FW: IRBs

Kephart, Ronald rkephart at unf.edu
Sun Apr 8 13:52:59 UTC 2007


Folks, I posed this to Anthro-L and thought maybe it would be worthwhile
posting it here as well. By the way, I am the newest member of UNF¹s IRB,
and also the only one from social sciences.

Ron

------ Forwarded Message

Here at UNF we learned recently that the American Historical Association
has, if you will, cut a deal with the OHRP that "excludes" oral history from
IRB review. The exclusion means that people doing oral history no longer
have to go to their IRBs at all; they still, of course, have to get consent
for recordings etc. Part of the rationale for this is that, finally, people
are beginning to see the distinctions between the sorts of biomedical and
other experimental research IRB was set up to protect people from, and what
oral historians, folklorists, and perhaps some of us are typically engaged
in.
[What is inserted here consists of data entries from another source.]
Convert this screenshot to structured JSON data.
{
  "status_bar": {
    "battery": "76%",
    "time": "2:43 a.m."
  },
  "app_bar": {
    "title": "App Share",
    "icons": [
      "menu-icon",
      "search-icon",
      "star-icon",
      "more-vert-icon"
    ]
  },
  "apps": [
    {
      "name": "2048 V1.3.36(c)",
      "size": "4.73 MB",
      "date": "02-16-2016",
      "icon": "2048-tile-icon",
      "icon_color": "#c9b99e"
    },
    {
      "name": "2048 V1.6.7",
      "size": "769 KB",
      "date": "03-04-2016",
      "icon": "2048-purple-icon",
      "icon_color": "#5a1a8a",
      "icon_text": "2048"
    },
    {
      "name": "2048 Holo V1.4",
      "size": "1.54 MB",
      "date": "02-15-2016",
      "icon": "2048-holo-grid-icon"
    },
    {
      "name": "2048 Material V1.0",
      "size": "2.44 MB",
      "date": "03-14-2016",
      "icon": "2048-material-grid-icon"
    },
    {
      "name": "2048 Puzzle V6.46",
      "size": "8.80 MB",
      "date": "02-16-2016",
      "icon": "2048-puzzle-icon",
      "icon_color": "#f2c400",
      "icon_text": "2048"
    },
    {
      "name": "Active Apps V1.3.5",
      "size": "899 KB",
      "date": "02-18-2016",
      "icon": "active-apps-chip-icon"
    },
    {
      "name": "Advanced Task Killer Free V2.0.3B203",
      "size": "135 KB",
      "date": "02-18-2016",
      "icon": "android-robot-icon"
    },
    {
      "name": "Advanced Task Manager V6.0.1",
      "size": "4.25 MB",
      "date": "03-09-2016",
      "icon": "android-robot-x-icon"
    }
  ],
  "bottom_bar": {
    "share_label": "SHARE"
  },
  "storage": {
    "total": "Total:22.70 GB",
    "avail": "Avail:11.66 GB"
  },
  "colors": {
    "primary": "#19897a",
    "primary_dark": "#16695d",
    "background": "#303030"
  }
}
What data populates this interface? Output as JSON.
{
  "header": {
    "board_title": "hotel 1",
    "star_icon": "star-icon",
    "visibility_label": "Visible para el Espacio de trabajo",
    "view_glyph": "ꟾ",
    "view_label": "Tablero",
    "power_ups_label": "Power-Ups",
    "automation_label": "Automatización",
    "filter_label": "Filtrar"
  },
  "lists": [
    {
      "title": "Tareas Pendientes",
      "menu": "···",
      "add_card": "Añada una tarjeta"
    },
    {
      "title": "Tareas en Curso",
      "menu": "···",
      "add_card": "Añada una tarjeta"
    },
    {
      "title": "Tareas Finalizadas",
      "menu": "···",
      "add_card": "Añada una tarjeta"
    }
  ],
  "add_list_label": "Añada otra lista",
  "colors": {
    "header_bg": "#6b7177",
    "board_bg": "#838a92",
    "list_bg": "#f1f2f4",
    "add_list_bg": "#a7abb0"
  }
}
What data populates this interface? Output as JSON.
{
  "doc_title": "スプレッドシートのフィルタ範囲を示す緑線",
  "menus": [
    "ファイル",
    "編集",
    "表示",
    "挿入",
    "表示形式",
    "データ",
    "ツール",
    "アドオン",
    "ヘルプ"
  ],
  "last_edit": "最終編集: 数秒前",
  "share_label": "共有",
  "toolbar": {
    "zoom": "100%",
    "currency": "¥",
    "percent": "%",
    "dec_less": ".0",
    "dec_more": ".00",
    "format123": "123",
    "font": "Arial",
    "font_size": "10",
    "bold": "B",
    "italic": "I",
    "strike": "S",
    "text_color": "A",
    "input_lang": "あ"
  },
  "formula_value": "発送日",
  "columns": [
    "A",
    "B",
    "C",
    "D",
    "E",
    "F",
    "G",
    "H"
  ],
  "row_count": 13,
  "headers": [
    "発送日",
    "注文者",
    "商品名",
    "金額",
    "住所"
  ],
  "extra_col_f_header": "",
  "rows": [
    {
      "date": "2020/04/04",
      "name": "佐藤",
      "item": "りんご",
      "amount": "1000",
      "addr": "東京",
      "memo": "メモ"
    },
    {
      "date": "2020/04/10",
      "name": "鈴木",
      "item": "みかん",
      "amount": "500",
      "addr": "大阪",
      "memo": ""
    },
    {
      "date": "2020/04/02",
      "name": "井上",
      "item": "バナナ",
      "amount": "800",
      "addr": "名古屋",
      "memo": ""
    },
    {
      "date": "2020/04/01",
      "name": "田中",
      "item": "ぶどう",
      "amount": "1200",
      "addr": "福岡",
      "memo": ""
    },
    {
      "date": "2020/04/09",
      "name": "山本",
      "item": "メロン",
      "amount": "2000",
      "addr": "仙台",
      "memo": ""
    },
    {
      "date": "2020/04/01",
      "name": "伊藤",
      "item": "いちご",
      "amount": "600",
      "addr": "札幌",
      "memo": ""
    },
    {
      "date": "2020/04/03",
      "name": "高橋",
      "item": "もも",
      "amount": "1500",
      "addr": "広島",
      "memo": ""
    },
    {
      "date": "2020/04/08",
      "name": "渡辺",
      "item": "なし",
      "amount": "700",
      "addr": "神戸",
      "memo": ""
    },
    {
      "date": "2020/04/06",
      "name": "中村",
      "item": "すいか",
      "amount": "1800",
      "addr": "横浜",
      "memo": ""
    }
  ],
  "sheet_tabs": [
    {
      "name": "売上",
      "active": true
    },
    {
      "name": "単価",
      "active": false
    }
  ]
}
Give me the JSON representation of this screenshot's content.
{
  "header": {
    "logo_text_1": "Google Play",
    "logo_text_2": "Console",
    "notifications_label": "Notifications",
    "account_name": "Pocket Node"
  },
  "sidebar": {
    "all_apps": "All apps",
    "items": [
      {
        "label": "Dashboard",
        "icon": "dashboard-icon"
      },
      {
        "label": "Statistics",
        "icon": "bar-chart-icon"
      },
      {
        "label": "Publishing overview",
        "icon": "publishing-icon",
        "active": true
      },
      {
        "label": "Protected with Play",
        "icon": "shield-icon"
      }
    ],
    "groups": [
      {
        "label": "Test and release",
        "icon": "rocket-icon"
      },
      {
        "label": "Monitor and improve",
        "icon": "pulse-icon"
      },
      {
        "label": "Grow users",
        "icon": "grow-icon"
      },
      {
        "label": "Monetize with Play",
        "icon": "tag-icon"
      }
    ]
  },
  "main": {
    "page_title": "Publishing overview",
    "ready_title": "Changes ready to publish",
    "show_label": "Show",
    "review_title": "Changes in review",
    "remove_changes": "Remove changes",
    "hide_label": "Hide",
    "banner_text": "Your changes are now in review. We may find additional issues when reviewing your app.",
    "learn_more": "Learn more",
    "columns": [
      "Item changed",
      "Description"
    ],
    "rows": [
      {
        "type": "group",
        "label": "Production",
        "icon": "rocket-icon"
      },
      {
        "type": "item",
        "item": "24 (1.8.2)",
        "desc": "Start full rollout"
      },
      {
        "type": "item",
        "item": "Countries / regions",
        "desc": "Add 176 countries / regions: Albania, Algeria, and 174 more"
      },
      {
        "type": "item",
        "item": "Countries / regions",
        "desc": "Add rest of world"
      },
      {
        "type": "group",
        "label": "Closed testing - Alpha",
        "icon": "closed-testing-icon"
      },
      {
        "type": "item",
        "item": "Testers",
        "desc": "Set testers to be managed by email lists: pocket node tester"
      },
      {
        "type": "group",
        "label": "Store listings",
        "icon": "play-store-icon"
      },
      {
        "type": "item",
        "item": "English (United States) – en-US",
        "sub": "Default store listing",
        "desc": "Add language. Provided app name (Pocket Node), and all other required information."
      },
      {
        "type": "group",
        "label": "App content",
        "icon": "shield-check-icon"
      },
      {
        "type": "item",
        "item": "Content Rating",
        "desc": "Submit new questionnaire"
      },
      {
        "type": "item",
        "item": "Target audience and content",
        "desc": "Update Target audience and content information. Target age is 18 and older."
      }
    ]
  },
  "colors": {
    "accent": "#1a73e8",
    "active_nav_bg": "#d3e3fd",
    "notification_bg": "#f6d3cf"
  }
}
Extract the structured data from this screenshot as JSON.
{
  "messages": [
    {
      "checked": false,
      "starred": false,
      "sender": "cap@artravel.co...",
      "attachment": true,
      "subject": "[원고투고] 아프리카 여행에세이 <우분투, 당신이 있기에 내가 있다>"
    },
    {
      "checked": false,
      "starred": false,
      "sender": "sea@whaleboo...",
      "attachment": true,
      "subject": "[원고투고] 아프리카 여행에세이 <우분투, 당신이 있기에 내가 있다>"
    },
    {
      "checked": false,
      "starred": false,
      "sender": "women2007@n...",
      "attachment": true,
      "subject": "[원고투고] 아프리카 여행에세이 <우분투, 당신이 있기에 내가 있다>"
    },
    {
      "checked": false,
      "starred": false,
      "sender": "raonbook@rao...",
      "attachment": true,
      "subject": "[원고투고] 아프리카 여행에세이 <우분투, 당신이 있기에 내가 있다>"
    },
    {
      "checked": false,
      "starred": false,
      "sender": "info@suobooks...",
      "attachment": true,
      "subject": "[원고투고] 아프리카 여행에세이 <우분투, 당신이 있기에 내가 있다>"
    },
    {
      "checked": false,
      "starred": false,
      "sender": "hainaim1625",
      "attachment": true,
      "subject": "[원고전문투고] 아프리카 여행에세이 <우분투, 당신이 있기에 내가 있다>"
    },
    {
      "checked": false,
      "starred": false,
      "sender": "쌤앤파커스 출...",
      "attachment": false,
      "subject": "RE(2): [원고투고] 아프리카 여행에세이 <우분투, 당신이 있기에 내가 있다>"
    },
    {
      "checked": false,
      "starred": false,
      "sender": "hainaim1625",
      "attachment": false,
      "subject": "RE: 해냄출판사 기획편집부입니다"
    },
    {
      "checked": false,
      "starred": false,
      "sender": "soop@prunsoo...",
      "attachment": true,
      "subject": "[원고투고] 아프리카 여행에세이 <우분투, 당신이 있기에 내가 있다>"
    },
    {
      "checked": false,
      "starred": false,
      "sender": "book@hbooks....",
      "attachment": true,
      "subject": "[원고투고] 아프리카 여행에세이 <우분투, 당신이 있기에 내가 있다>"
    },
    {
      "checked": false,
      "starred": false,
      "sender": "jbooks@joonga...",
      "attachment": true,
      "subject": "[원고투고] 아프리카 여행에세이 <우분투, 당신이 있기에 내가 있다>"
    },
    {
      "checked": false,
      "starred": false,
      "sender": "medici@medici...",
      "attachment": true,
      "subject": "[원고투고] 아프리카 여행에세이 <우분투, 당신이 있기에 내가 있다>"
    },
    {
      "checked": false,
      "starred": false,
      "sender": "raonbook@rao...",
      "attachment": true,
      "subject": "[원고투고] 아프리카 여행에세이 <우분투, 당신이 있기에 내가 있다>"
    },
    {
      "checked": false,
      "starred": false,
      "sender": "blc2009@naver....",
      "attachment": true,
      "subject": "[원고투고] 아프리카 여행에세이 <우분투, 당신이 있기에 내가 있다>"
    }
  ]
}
Some info on this can be found here:
http://www.historians.org/press/2003-11-10IRB.htm

I wonder whether people at AAA or LSA are looking at this and thinking
through the implications for us, as anthropologists and linguists. Of
course, there are times when we do things that require oversight and
protection of human subjects. But I find it pretty frustrating to have to go
thru the IRB process so I can go ask old people how to say "people today
don't know how to speak Patwa" in Patwa.